The cost to build a new house has fallen for the first time in at least 12 years, according to CoreLogic, with no price growth tipped for several more quarters.

The Cordell Construction Cost Index measure, which began in 2012, tracks the cost to build a standard single-storey, three-bedroom, two-bathroom brick and tile house. It decreased 1.1% in the three months to June.

The decline in building costs has been pinned on the major downturn in the construction sector and a slowdown in the growth of average hourly wages.

Falls in the index were recorded across several important building materials, including structural steel and kitchen joinery.

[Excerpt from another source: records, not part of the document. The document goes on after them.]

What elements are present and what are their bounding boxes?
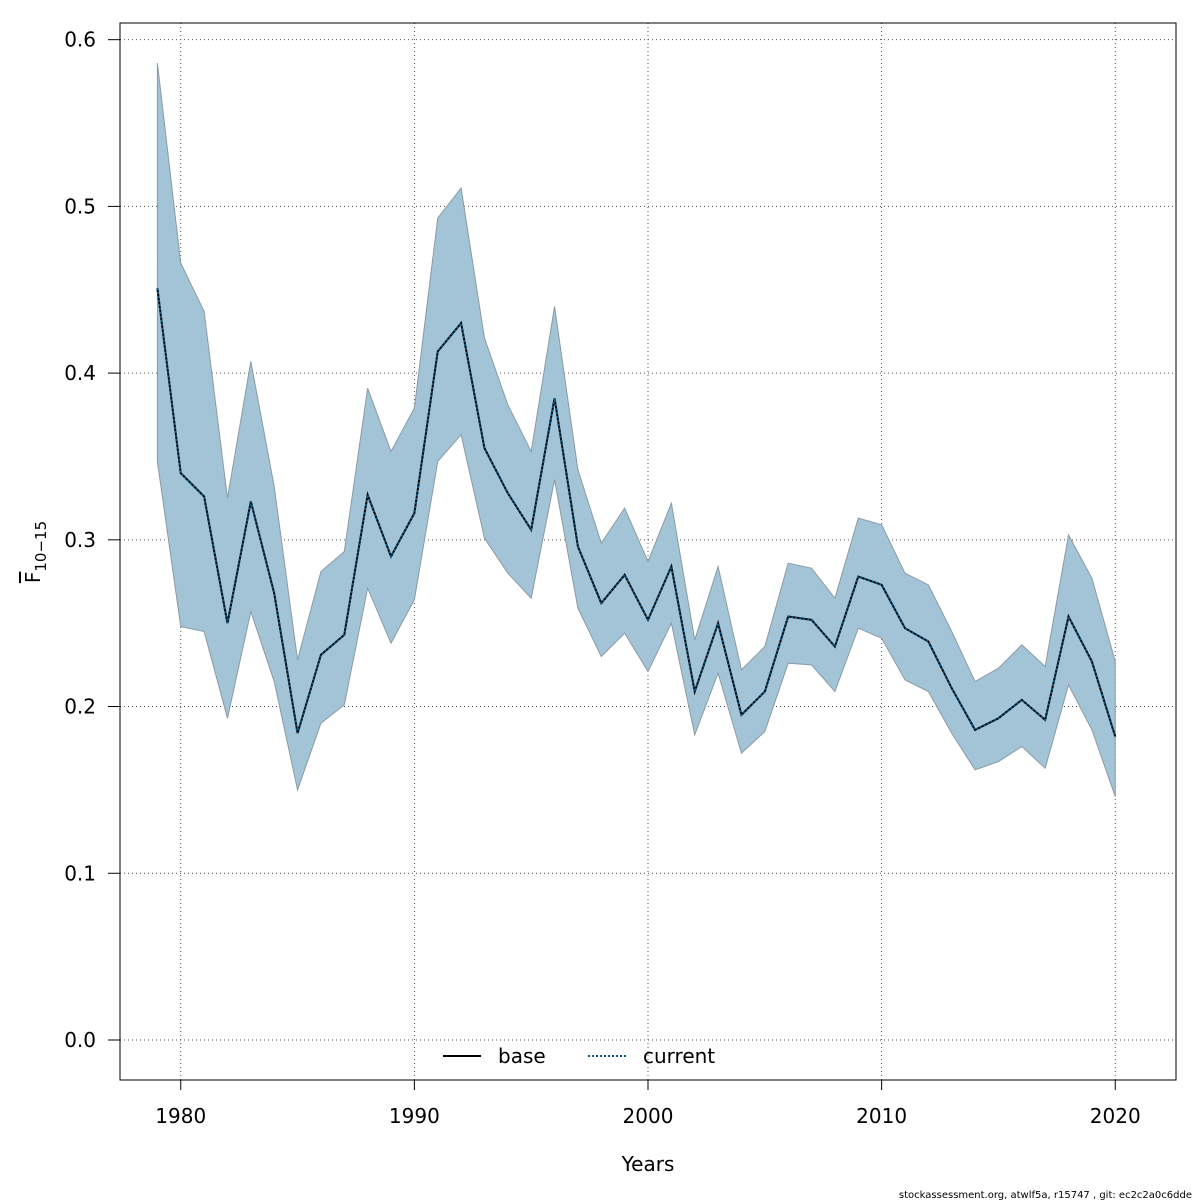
y-axis-label: F10−15 [21, 521, 50, 583]
x-tick-label: 2020 [1090, 1104, 1141, 1128]
x-axis: 1980 1990 2000 2010 2020 [155, 1080, 1141, 1128]
series-lines [156, 287, 1117, 737]
x-axis-label: Years [621, 1152, 675, 1176]
x-tick-label: 1990 [389, 1104, 440, 1128]
y-tick-label: 0.6 [64, 28, 96, 52]
x-tick-label: 1980 [155, 1104, 206, 1128]
footer-credit: stockassessment.org, atwlf5a, r15747 , g… [899, 1190, 1192, 1200]
y-tick-label: 0.1 [64, 861, 96, 885]
y-tick-label: 0.0 [64, 1028, 96, 1052]
svg-text:F10−15: F10−15 [21, 521, 50, 583]
y-tick-label: 0.4 [64, 361, 96, 385]
confidence-band-area [156, 62, 1116, 797]
y-axis-label-main: F [21, 572, 45, 584]
y-axis: 0.0 0.1 0.2 0.3 0.4 0.5 0.6 [64, 28, 120, 1052]
legend: base current [443, 1044, 715, 1068]
y-axis-label-subscript: 10−15 [32, 521, 50, 572]
series-line-current [156, 287, 1117, 737]
y-tick-label: 0.2 [64, 695, 96, 719]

Costs for tapware and electrical light fixtures also fell.

CoreLogic chief property economist Kelvin Davidson said the change came after Covid-19 supply chain shortages ended and a surge in building consents finished.

The cost to build has risen dramatically over the past four years.

Building consent numbers are down 23% and apartment consents continue to plummet, down by 52% from May last year.

Davidson said: “The downturn in workloads in the construction sector has eased the pressure on capacity and that’s flowed through to reduced building costs.

“Coupled with a slowdown in the growth of average hourly wage rates, the flattening of building materials costs has also caused a reversal in trends from the rapid growth in construction costs in the past few years.”

The outright fall in building costs in the second quarter also meant the annual growth rate slowed from 2.3% in quarter one to 0.6% — a new record low for the indicator.

Tradies told 1News about a big slowdown in jobs last week, amid scenes of abandoned developments on lots across the country.

Builderscrack.co.nz co-founder Jeremy Wyn-Harris said some shops were going out of business as work became “scarce”.

“Work is more scarce than it has been in a while,” he said.

“There are opportunities there — it’s just a lot harder to secure work.”

According to CoreLogic, a forecast for fewer new house consents and subdued construction activity would likely mean flat or further falls in overall building costs in the next few quarters.

“Construction costs spiked during 2022 due to lingering Covid-affected supply chain issues, as well as a boom in construction activity as dwelling consents peaked around that same period,” Davidson added.

The slowdown’s meant builders and large construction companies have had to pick up smaller jobs to stay afloat.

“Those factors have all now been resolved with material supply back to normal, dwelling consents falling and the pipeline of jobs coming to completion. This has alleviated significant pressure on the industry, freeing up capacity and reducing costs.”

The demand for new builds was also likely reducing in the property market, with an “increased availability of established properties on the market.

“Elevated stock levels among existing property listings means fewer households are going down the new-build path,” Davidson said.

“It’s also possible the higher cost of a new-build compared to an established property could also be a deterrent, especially when general household finances are tight.

Contractors are urging the Government to move fast and kick delayed projects into gear.

He added the Government’s recent changes to the brightline test and interest deductibility rules have also reduced the incentives for investors to look at new-builds.

“The exemptions and lower construction costs are good news for those considering new building projects or buying from developers,” the CoreLogic economist said.

“However, with dwelling consents down nearly 30%, the downturn could impact future housing supply. That said, the risks of widespread housing shortages re-emerging seem relatively low for now, especially since the Government is pushing so hard at present to increase housing supply.

“The hope is that more stable economic conditions and lower interest rates in 2025 will help revive house-building activity.”

Wellington led the downturn, with residential construction down 15% in the last quarter.